Wow, you said that was fast but I would never have thought this fast! And that’s even after you’ve crossed it with Freakshow. Dayum. Good on ya bro!
If anyone asked me, I would say those look like freakshow flowers, but this is coming from someone who’s never seen multileaf either. Either way a fantastic specimen! Thanks for sharing her.
I also have to point out that there are some leaves near the tips of the buds that resemble freakshow a little bit. It could be part of multileaf though it’s hard to say. Either way it’s got an impressive calyx ratio on it. I hope it turns out stellar!
Freakshows grow slowly in veg, but flower really early. So they didn’t slow things down much. I got a couple sisters next to her that hit freakshow with a few extra fingers, and they are way smaller, but still budding out almost the same speed. Then i have a couple more that got a couple extra fingers, but missed the other mutations. One of those is going to be really quick but heavy yielding. The other one throws short curly pistols like my origonal freakshows and has small buds, and my F2 freakshows are better about that, so that nasty lil trait can be weeded out easy. Its a fun time of year thats for sure.
The leaves on multileafs change up as they flower, so the ones closer to the buds aren’t as “multi” lookin. She could also have some freakiness hiding tho.

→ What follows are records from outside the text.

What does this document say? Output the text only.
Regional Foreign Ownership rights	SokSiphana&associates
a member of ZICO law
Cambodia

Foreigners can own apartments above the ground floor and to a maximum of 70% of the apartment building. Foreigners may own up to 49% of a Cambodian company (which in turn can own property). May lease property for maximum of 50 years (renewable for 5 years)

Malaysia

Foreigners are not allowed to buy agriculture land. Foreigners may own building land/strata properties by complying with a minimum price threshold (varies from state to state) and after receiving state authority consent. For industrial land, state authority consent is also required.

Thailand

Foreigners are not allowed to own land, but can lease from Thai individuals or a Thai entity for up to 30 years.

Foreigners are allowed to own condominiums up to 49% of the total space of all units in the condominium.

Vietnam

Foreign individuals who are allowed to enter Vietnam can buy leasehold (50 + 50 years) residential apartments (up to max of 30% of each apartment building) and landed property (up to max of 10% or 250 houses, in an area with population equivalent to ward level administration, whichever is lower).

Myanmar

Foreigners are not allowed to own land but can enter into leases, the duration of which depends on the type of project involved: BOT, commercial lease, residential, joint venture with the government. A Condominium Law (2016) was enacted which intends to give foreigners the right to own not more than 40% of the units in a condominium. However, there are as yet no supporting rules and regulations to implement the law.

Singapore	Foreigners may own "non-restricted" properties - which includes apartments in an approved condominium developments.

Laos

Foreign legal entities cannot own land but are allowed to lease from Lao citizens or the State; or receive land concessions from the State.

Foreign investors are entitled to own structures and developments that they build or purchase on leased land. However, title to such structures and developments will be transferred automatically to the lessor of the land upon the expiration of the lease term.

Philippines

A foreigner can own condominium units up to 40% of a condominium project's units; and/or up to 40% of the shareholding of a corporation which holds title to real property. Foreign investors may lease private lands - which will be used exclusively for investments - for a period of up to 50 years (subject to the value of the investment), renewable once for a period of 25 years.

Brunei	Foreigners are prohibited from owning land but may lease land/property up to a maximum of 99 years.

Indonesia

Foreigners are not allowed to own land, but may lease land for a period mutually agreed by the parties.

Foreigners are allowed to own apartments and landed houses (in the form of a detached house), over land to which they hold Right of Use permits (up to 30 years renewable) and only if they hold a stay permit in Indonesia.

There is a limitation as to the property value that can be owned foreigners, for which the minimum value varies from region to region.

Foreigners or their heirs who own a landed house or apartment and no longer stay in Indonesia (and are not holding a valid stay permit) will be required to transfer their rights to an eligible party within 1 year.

Under my original hypothesis, running the Punnet Square calculations, if ducksfoot is represented by ‘dd’ and bastard leaf is represented by ‘bb’ and i cross the two together, the F1 should be db, db, db, db. Let’s assume that whenever we have a ‘db’ combination, the leaf looks like a normal cannabis leaf, but only contains the split recessive pair. When we cross the F1 siblings, db x db, the resulting F2 generation should be 25%dd, 25% bb, and 50% db. And theoretically, if i continue to cross the ‘db’ pairs out to F3, F4, etc, then results should continue to be 25%dd, 25% bb and 50% db at every generation regardless how far we go. Since i am limited to how many plants i can grow and limited to how big they can get indoors, and thus limited to small seeds runs, this seemed like the best method for me to follow to achieve my goals.

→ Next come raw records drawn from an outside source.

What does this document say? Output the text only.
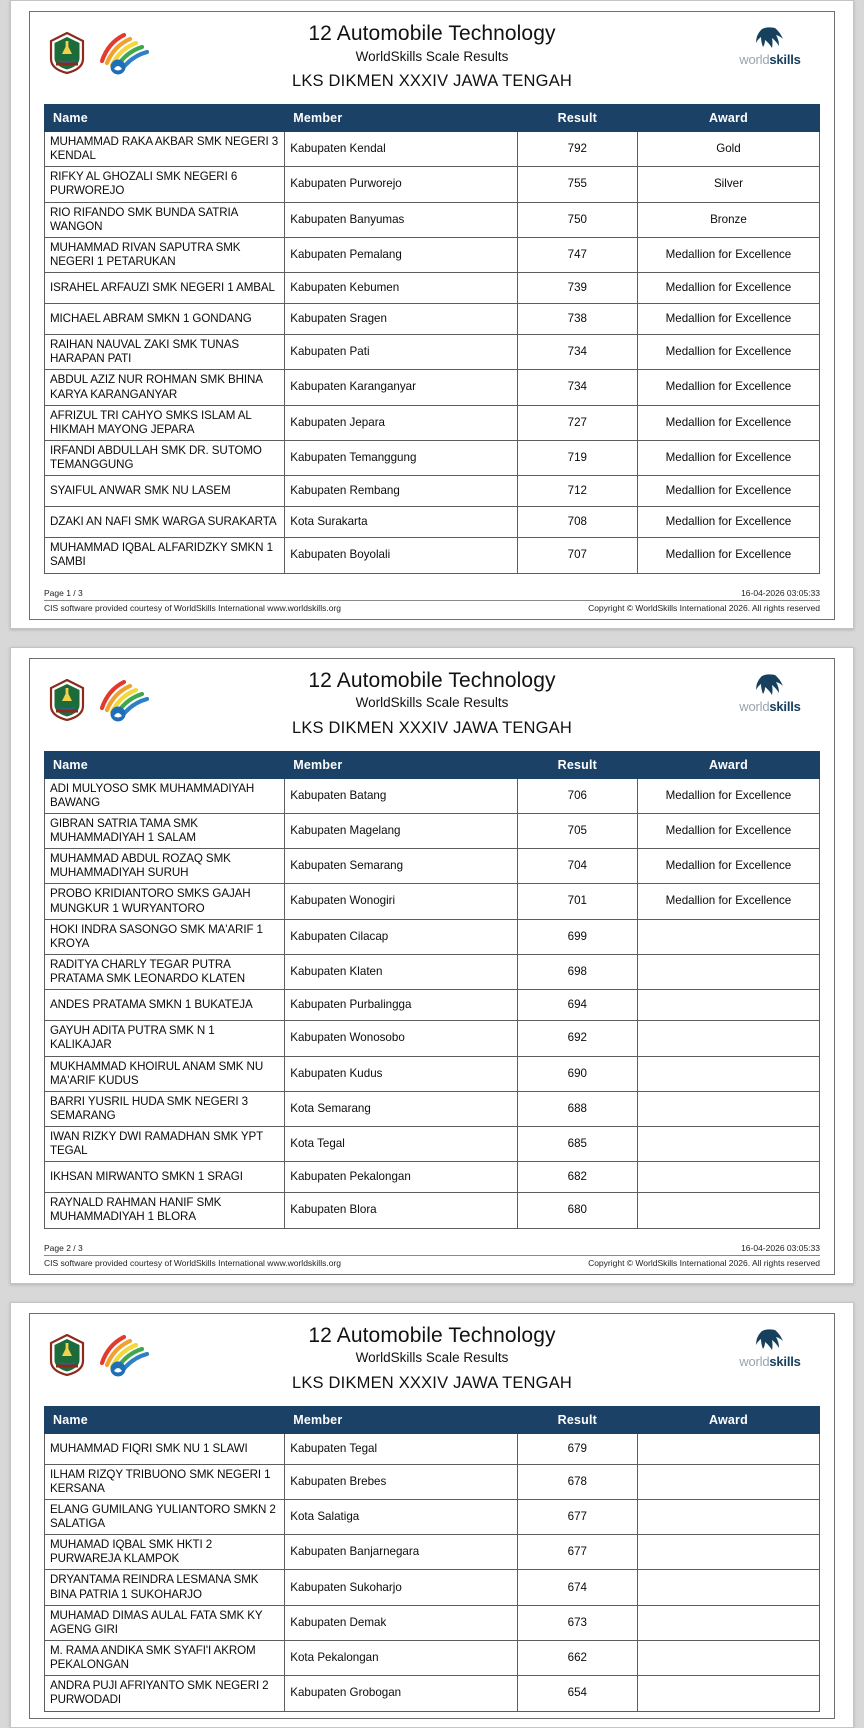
12 Automobile Technology
WorldSkills Scale Results
LKS DIKMEN XXXIV JAWA TENGAH
worldskills
Name	Member	Result	Award
MUHAMMAD RAKA AKBAR SMK NEGERI 3 KENDAL	Kabupaten Kendal	792	Gold
RIFKY AL GHOZALI SMK NEGERI 6 PURWOREJO	Kabupaten Purworejo	755	Silver
RIO RIFANDO SMK BUNDA SATRIA WANGON	Kabupaten Banyumas	750	Bronze
MUHAMMAD RIVAN SAPUTRA SMK NEGERI 1 PETARUKAN	Kabupaten Pemalang	747	Medallion for Excellence
ISRAHEL ARFAUZI SMK NEGERI 1 AMBAL	Kabupaten Kebumen	739	Medallion for Excellence
MICHAEL ABRAM SMKN 1 GONDANG	Kabupaten Sragen	738	Medallion for Excellence
RAIHAN NAUVAL ZAKI SMK TUNAS HARAPAN PATI	Kabupaten Pati	734	Medallion for Excellence
ABDUL AZIZ NUR ROHMAN SMK BHINA KARYA KARANGANYAR	Kabupaten Karanganyar	734	Medallion for Excellence
AFRIZUL TRI CAHYO SMKS ISLAM AL HIKMAH MAYONG JEPARA	Kabupaten Jepara	727	Medallion for Excellence
IRFANDI ABDULLAH SMK DR. SUTOMO TEMANGGUNG	Kabupaten Temanggung	719	Medallion for Excellence
SYAIFUL ANWAR SMK NU LASEM	Kabupaten Rembang	712	Medallion for Excellence
DZAKI AN NAFI SMK WARGA SURAKARTA	Kota Surakarta	708	Medallion for Excellence
MUHAMMAD IQBAL ALFARIDZKY SMKN 1 SAMBI	Kabupaten Boyolali	707	Medallion for Excellence
Page 1 / 3	16-04-2026 03:05:33
CIS software provided courtesy of WorldSkills International www.worldskills.org	Copyright © WorldSkills International 2026. All rights reserved
12 Automobile Technology
WorldSkills Scale Results
LKS DIKMEN XXXIV JAWA TENGAH
worldskills
Name	Member	Result	Award
ADI MULYOSO SMK MUHAMMADIYAH BAWANG	Kabupaten Batang	706	Medallion for Excellence
GIBRAN SATRIA TAMA SMK MUHAMMADIYAH 1 SALAM	Kabupaten Magelang	705	Medallion for Excellence
MUHAMMAD ABDUL ROZAQ SMK MUHAMMADIYAH SURUH	Kabupaten Semarang	704	Medallion for Excellence
PROBO KRIDIANTORO SMKS GAJAH MUNGKUR 1 WURYANTORO	Kabupaten Wonogiri	701	Medallion for Excellence
HOKI INDRA SASONGO SMK MA'ARIF 1 KROYA	Kabupaten Cilacap	699	
RADITYA CHARLY TEGAR PUTRA PRATAMA SMK LEONARDO KLATEN	Kabupaten Klaten	698	
ANDES PRATAMA SMKN 1 BUKATEJA	Kabupaten Purbalingga	694	
GAYUH ADITA PUTRA SMK N 1 KALIKAJAR	Kabupaten Wonosobo	692	
MUKHAMMAD KHOIRUL ANAM SMK NU MA'ARIF KUDUS	Kabupaten Kudus	690	
BARRI YUSRIL HUDA SMK NEGERI 3 SEMARANG	Kota Semarang	688	
IWAN RIZKY DWI RAMADHAN SMK YPT TEGAL	Kota Tegal	685	
IKHSAN MIRWANTO SMKN 1 SRAGI	Kabupaten Pekalongan	682	
RAYNALD RAHMAN HANIF SMK MUHAMMADIYAH 1 BLORA	Kabupaten Blora	680	
Page 2 / 3	16-04-2026 03:05:33
CIS software provided courtesy of WorldSkills International www.worldskills.org	Copyright © WorldSkills International 2026. All rights reserved
12 Automobile Technology
WorldSkills Scale Results
LKS DIKMEN XXXIV JAWA TENGAH
worldskills
Name	Member	Result	Award
MUHAMMAD FIQRI SMK NU 1 SLAWI	Kabupaten Tegal	679	
ILHAM RIZQY TRIBUONO SMK NEGERI 1 KERSANA	Kabupaten Brebes	678	
ELANG GUMILANG YULIANTORO SMKN 2 SALATIGA	Kota Salatiga	677	
MUHAMAD IQBAL SMK HKTI 2 PURWAREJA KLAMPOK	Kabupaten Banjarnegara	677	
DRYANTAMA REINDRA LESMANA SMK BINA PATRIA 1 SUKOHARJO	Kabupaten Sukoharjo	674	
MUHAMAD DIMAS AULAL FATA SMK KY AGENG GIRI	Kabupaten Demak	673	
M. RAMA ANDIKA SMK SYAFI'I AKROM PEKALONGAN	Kota Pekalongan	662	
ANDRA PUJI AFRIYANTO SMK NEGERI 2 PURWODADI	Kabupaten Grobogan	654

In my real life example where i had an auto female with what looked like a normal cannabis leaf, her genes actually were the split pair ‘db’. I crossed her with pollen from the original F1, which was also the split pair ‘db’, the result should have been 25%dd, 25%bb, and 50%db.
But the 18 seedlings aren’t showing any bb pairings. It could just be a statistical anomaly due to the small sample size. I planted out the remaining 10 viable seeds yesterday(and a few crap seeds in the worm bin ) so i’ll know more in a weeks time. But if i still don’t see the 25/25/50 ratio showing itself, then we must assume that my hypothesis is incorrect, and something else is going on.
Thats just not how it works. F1s have “db” and look normal, but those things aren’t connected. It doesn’t carry like that where every regular looking plant has both genes for every generation, that only happens in F1 because those plants have full on mutant parents. Once you get to F2 you have regular plants that are only d or only b or neither, and you cant tell them apart. Recessive genes and how they work have been understood for a long time. I know it sucks your already underway on your operation, and I hate to be the guy telling you its wrong. I’m just trying to help out.